В избе зарыдал новый младенец, заглушая своим голосом, не похожим ни на какое слово, устоявшуюся песню сверчка. Сверчок смолк, тоже, наверное, слушая пугающий крик. Наружу вышел Прошка с мешком Саши, с каким сироту посылали осенью побираться, и с шапкой Прохора Абрамовича.

- Сашка! - прокричал Прошка в ночной задыхающийся воздух. - Беги сюда скорей, дармоед!

Саша был около.

- Чего тебе?

- На, держи, тебе отец шапку подарил. А вот тебе мешок - ходи и не сымай, что наберешь - сам ешь, нам не носи.

Саша взял шапку и мешок.

- А вы тут одни жить останетесь? - спросил Саша, не веря, что его здесь перестали любить.

- А то нет? Знамо, одни! - сказал Прошка. - Опять нахлебник у нас родился, кабы не он, ты бы задаром жил! А теперь ты нам никак не нужен - ты одна обуза, мамка ведь тебя не рожала, ты сам родился...

Саша пошел за калитку. Прошка постоял один и вышел за ворота - напомнить, чтобы сирота больше не возвращался. Сирота никуда еще не ушел - он смотрел на маленький огонь на ветряной мельнице.

- Сашка! - приказал Прошка. - Ты к нам больше не приходи. Хлеб тебе в мешок положили, шапку подарили - ты теперь ступай. Хочешь, на гумне переночуй, а то - ночь. А больше под окна не показывайся, а то отец опомнится...

Саша пошел по улице в сторону кладбища. Прошка затворил ворота, оглядел усадьбу и поднял бесхозяйственную жердь.

- Ну, никак нету дожжей! - пожилым голосом сказал Прошка и плюнул сквозь переднюю щербину рта. - Ну никак: хоть ты тут ляжь и рашшибись об землю, идол ее намочи!

Саша прокрался к могиле отца и залег в недорытой пещерке. Среди крестов он боялся идти, но близ отца уснул так же спокойно, как когда-то в землянке, на берегу озера.

Позже на кладбище приходили два мужика и негромко обламывали кресты на топливо, но Саша, унесенный сном, ничего не слышал.

* * *

Захар Павлович жил, ни в ком не нуждаясь: он мог часами сидеть перед дверцей паровозной топки, в которой горел огонь.

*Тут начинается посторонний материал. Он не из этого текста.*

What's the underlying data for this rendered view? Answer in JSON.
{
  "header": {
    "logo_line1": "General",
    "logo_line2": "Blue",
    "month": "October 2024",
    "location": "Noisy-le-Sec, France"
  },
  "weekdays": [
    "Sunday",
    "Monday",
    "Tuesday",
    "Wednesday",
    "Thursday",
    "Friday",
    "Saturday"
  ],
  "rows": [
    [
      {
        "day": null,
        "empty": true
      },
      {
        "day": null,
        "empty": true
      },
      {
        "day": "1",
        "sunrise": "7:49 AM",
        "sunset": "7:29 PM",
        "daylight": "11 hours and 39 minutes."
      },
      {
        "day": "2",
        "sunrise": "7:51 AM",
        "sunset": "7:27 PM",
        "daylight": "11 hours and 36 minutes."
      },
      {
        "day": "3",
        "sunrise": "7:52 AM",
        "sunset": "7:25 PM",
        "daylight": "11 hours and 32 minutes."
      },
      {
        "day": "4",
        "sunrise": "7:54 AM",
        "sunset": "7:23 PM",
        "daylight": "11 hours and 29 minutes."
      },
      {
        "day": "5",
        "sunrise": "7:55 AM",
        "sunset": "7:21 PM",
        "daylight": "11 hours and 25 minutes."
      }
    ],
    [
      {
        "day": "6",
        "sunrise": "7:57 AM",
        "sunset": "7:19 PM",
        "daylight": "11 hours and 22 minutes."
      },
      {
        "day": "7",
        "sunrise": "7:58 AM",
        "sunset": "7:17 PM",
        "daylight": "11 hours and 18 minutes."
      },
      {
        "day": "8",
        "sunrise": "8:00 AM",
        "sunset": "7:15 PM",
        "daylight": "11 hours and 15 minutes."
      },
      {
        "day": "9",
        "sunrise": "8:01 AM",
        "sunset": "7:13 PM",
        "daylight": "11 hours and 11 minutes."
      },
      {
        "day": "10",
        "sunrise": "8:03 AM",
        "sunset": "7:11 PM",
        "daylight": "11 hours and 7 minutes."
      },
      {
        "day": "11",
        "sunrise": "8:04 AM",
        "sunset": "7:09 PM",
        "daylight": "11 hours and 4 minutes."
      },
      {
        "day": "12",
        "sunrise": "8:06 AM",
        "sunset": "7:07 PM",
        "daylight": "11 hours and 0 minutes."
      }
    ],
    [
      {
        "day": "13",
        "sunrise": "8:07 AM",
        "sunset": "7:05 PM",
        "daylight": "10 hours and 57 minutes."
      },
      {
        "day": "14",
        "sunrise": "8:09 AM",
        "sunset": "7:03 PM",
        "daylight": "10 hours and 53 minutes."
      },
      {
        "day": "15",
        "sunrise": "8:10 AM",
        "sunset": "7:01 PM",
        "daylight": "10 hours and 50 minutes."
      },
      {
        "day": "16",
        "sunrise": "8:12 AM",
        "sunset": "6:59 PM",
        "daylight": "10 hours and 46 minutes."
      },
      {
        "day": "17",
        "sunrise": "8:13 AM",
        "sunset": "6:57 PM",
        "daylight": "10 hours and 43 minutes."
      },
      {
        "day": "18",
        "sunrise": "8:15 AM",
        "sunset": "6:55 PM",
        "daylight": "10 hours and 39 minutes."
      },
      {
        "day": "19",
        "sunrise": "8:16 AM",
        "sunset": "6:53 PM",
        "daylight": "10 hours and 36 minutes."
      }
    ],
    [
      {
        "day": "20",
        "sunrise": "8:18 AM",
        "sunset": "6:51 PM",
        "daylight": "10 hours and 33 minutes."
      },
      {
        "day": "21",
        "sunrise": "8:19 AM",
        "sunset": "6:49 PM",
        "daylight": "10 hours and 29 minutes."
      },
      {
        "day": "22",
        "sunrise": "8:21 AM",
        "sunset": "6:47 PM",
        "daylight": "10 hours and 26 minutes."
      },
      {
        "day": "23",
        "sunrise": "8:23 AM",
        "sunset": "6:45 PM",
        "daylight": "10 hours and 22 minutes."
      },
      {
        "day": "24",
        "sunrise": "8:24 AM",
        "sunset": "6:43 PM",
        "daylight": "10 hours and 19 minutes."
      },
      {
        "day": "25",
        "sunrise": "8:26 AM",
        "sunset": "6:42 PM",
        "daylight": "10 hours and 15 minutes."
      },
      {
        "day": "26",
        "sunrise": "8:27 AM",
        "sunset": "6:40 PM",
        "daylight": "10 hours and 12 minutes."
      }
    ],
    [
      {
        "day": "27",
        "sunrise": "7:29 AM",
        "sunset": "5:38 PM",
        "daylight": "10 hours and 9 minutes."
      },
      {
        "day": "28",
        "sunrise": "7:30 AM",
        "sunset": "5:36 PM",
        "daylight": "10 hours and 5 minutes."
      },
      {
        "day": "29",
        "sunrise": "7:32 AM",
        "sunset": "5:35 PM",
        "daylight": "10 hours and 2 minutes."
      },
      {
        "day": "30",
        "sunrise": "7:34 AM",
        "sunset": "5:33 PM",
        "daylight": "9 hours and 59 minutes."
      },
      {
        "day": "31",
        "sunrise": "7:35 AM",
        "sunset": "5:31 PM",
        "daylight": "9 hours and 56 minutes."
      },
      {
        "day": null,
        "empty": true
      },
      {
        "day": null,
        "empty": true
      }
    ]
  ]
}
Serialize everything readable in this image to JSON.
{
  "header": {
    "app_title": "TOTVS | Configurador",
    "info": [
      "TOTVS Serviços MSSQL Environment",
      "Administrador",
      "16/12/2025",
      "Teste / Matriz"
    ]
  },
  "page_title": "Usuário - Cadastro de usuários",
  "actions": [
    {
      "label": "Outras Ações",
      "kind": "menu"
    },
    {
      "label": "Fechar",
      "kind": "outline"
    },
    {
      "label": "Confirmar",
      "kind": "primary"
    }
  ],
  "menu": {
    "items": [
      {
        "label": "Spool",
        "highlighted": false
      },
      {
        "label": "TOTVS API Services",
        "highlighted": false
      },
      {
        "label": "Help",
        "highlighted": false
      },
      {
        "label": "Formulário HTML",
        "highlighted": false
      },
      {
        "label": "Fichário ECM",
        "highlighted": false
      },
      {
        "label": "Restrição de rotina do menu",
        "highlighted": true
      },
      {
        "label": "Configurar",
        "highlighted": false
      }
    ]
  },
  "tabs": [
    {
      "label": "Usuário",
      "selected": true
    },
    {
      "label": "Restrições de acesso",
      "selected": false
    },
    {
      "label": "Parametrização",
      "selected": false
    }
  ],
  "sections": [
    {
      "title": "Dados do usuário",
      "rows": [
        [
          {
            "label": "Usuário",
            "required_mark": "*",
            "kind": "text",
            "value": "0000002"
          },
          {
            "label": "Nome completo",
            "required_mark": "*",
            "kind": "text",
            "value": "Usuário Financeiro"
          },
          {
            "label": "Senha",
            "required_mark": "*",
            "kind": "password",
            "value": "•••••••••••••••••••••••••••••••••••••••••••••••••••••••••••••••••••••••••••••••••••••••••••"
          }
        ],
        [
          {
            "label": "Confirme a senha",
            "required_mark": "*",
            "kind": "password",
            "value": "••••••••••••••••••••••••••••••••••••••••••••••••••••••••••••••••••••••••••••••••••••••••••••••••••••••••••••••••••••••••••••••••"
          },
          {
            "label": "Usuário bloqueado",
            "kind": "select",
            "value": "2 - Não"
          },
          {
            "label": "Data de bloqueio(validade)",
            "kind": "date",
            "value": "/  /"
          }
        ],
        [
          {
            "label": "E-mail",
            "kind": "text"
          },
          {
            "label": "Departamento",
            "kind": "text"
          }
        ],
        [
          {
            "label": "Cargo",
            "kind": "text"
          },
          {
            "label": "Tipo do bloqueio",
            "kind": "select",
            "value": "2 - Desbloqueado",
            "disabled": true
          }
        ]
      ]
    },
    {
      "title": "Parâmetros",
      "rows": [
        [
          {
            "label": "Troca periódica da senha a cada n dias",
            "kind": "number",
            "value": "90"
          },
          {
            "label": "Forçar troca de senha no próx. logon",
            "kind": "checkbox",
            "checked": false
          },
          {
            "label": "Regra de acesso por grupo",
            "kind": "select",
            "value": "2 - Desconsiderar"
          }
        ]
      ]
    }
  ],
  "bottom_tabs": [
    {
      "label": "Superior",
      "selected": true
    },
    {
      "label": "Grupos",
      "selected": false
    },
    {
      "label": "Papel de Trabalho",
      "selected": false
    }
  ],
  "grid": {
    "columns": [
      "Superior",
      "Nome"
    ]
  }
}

Это заменяло ему великое удовольствие дружбы и беседы с людьми. Наблюдая живое пламя, Захар Павлович сам жил - в нем думала голова, чувствовало сердце и все тело тихо удовлетворялось. Захар Павлович уважал уголь, фасонное железо - всякое спящее сырье и полуфабрикат, но действительно любил и чувствовал лишь готовое изделие - то, во что превратилось посредством труда человека и что дальше продолжает жить самостоятельной жизнью. В обеденные перерывы Захар Павлович не сводил глаз с паровоза и молча переживал в себе любовь к нему. В свое жилище он наносил болтов, старых вентилей, краников и прочих механических изделий. Он расставил их в ряд на столе и предавался загляденью на них, никогда не скучая от одиночества. Одиноким Захар Павлович и не был - машины были для него людьми и постоянно возбуждали в нем чувства, мысли и пожелания. Передний паровозный скат, называемый катушкой, заставил Захара Павловича озаботиться о бесконечности пространства. Он специально выходил ночью глядеть на звезды - просторен ли мир, хватит ли места колесам вечно жить и вращаться? Звезды увлеченно светились, но каждая - в одиночестве. Захар Павлович подумал, на что похоже небо? И вспомнил про узловую станцию, куда его посылали за бандажами. С платформы вокзала виднелось море одиноких сигналов - то были стрелки, семафоры, перепутья, огни предупреждений и сияние прожекторов бегущих паровозов. Небо было таким же, только отдаленней и как-то налаженней в отношении спокойной работы. Потом Захар Павлович стал на глаз считать версты до синей меняющейся звезды: он расставил руки масштабом и умственно прикладывал этот масштаб к пространству. Звезда горела на двухсотой версте. Это его обеспокоило, хотя он читал, что мир бесконечен. Он хотел бы, чтобы мир действительно был бесконечен, дабы колеса всегда были необходимы и изготовлялись беспрерывно на общую радость, но никак не мог почувствовать бесконечности.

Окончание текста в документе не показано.